RSRQ   Reference Signal Received Quality
RSRQ = N x RSRP / RSSI. N is the number of Physical Resource Blocks (PRBs) over which the RSSI is measured, typically equal to system bandwidth.
SAM   Site Asset Management Unit
A control unit used on BTS sites.
SDH   Synchronous Digital Hierarchy
A standard technology for synchronous data transmission on optical media. The technology provides faster and less expensive network interconnection than traditional PDH (Plesiochronous Digital Hierarchy) equipment.
SISO   Single In , Single Out
A simple single variable control system with one input and one output. In radio networks it utilises only one antenna for transmitting and receiving.
SNR or S/N   Signal-to-Noise Ratio
A measurement used to compare the level of a desired signal to the level of background noise. It is defined as the ratio of signal power to the noise power and often expressed in decibels.
SON   Self-Organising Network
An automation technology designed to make the planning, configuration, management, optimisation and healing of mobile radio access networks simpler and faster. SON functionality and behaviour has been defined and specified in generally accepted mobile industry recommendations produced by organisations such as 3GPP (3rd Generation Partnership Project) and the NGMN (Next Generation Mobile Networks).
SIR or S/I   Signal-to-Interference Ratio
CIR or C/I   Carrier-to-Interference Ratio
The quotient between the average received modulated carrier power S or C and the average received co-channel interference power I. It measures cross-talk from other transmitters compared to the useful signal.
TEMS   Transport Element Management System
Consists of systems and applications for managing network elements on the network element-management layer of the Telecommunications Management Network model.  The element management system's key functionality is divided into five key areas including fault, configuration, accounting, performance and security.
TDD   Time Division Duplexing
Refers to duplex communication links where the uplink is separated from the downlink by the allocation of different time slots in the same frequency band. It is a transmission scheme that allows asymmetric flow for uplink and downlink data transmission.
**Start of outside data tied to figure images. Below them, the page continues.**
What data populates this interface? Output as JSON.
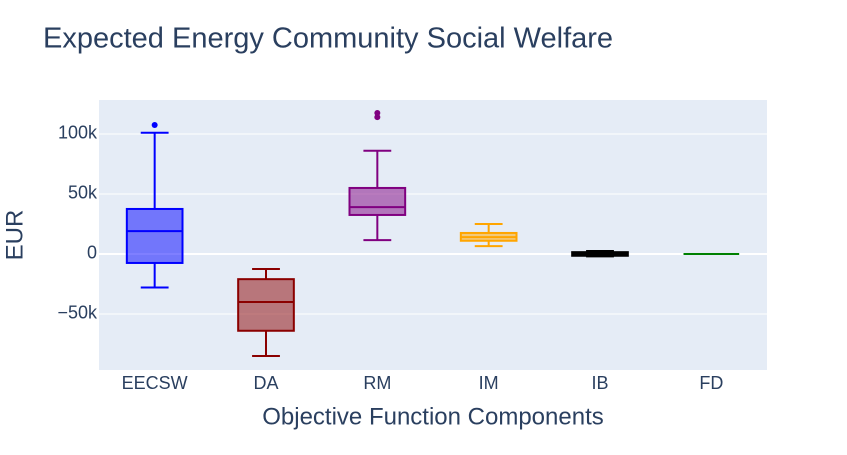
{
  "chart_data": {
    "type": "box",
    "title": "Expected Energy Community Social Welfare",
    "x_label": "Objective Function Components",
    "y_label": "EUR",
    "categories": [
      "EECSW",
      "DA",
      "RM",
      "IM",
      "IB",
      "FD"
    ],
    "boxes": [
      {
        "color": "#0000ff",
        "min": -28000,
        "q1": -7500,
        "median": 19000,
        "q3": 37500,
        "max": 101000,
        "outliers": [
          107500
        ]
      },
      {
        "color": "#8b0000",
        "min": -85000,
        "q1": -64000,
        "median": -40000,
        "q3": -21000,
        "max": -12500,
        "outliers": []
      },
      {
        "color": "#800080",
        "min": 11500,
        "q1": 32500,
        "median": 39000,
        "q3": 55000,
        "max": 86000,
        "outliers": [
          114000,
          117500
        ]
      },
      {
        "color": "#ffa500",
        "min": 6500,
        "q1": 11000,
        "median": 14000,
        "q3": 17500,
        "max": 25000,
        "outliers": []
      },
      {
        "color": "#000000",
        "min": -2000,
        "q1": -1500,
        "median": 0,
        "q3": 1500,
        "max": 2500,
        "outliers": []
      },
      {
        "color": "#008000",
        "min": 0,
        "q1": 0,
        "median": 0,
        "q3": 0,
        "max": 0,
        "outliers": []
      }
    ],
    "ylim": [
      -96700,
      128300
    ],
    "yticks": [
      {
        "value": -50000,
        "label": "−50k"
      },
      0,
      {
        "value": 50000,
        "label": "50k"
      },
      {
        "value": 100000,
        "label": "100k"
      }
    ],
    "grid": true
  }
}
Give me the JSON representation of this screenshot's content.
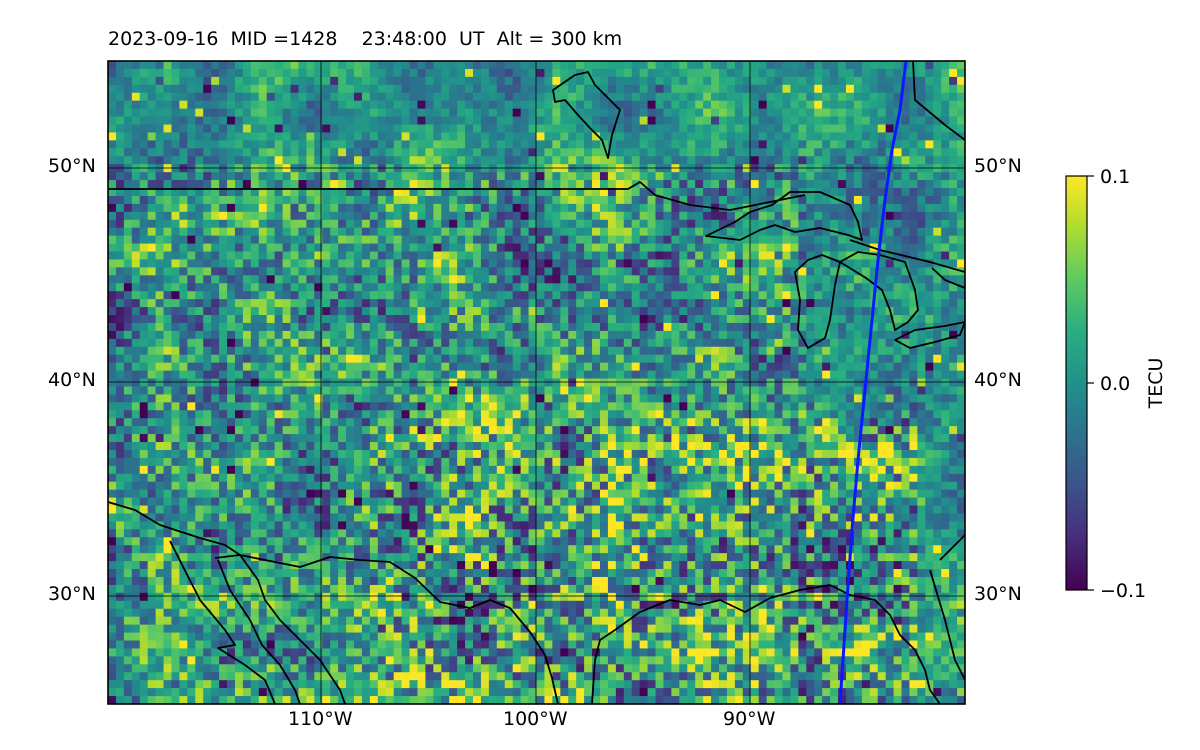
{
  "title": "2023-09-16  MID =1428    23:48:00  UT  Alt = 300 km",
  "map": {
    "lat_range": [
      25,
      55
    ],
    "lon_range": [
      -120,
      -80
    ],
    "colormap": "viridis",
    "seed": 1428
  },
  "lat_ticks": [
    "50°N",
    "40°N",
    "30°N"
  ],
  "lon_ticks": [
    "110°W",
    "100°W",
    "90°W"
  ],
  "colorbar": {
    "label": "TECU",
    "ticks": [
      "0.1",
      "0.0",
      "−0.1"
    ],
    "min": -0.1,
    "max": 0.1
  },
  "colors": {
    "terminator": "#0a1aff",
    "coast": "#000000",
    "grid": "#000000"
  }
}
UARFCN   UTRA Absolute Radio Frequency Channel Number
UTRA stands for UMTS Terrestrial Radio Access and is used to identify a frequency in the UMTS frequency bands.
UMTS   Universal Mobile Telecommunications System
A third generation mobile cellular system for networks based on the GSM standard. Developed and maintained by the 3GPP (3rd Generation Partnership Project), UMTS is a component of the International Telecommunications Union IMT-2000 standard set and compares with the CDMA 2000 standard set for networks based on the competing CDMA-One technology. UMTS uses wideband code division multiple access (W-CDMA) radio access technology to offer greater spectral efficiency and bandwidth to mobile network operators.
VoLTE   Voice over LTE
Based on the IP Multimedia Subsystem (IMS) network, with specific profiles for control and media planes of voice services on LTE defined by GSMA in PRD IR.92. This approach results in the voice service (control and media planes) being delivered as data flows within the LTE data bearer. This means that there is no dependency on (or ultimately, requirement for) the legacy circuit-switched voice network to be maintained. VoLTE has up to three times more voice and data capacity than 3G UMTS and up to six times more than 2G GSM. Furthermore, it frees up bandwidth because VoLTE’s packet headers are smaller than those of un-optimised VoIP/LTE.
VLR   Visitor Location Register
A database of the subscribers who have roamed into the jurisdiction of the MSC (Mobile Switching Centre). Each main base station in the network is served by only one VLR (one BTS may be served by many MSCs in case of MSC in pool. Therefore a subscriber cannot be present in more than one VLR at a time.
VSWR   Voltage Standing Wave Ratio
A measurement of imperfections in a transmission line or waveguide. SWR is defined as the ratio of the partial standing wave's amplitude at an antinode (maximum) to the amplitude at a node (minimum) along the line.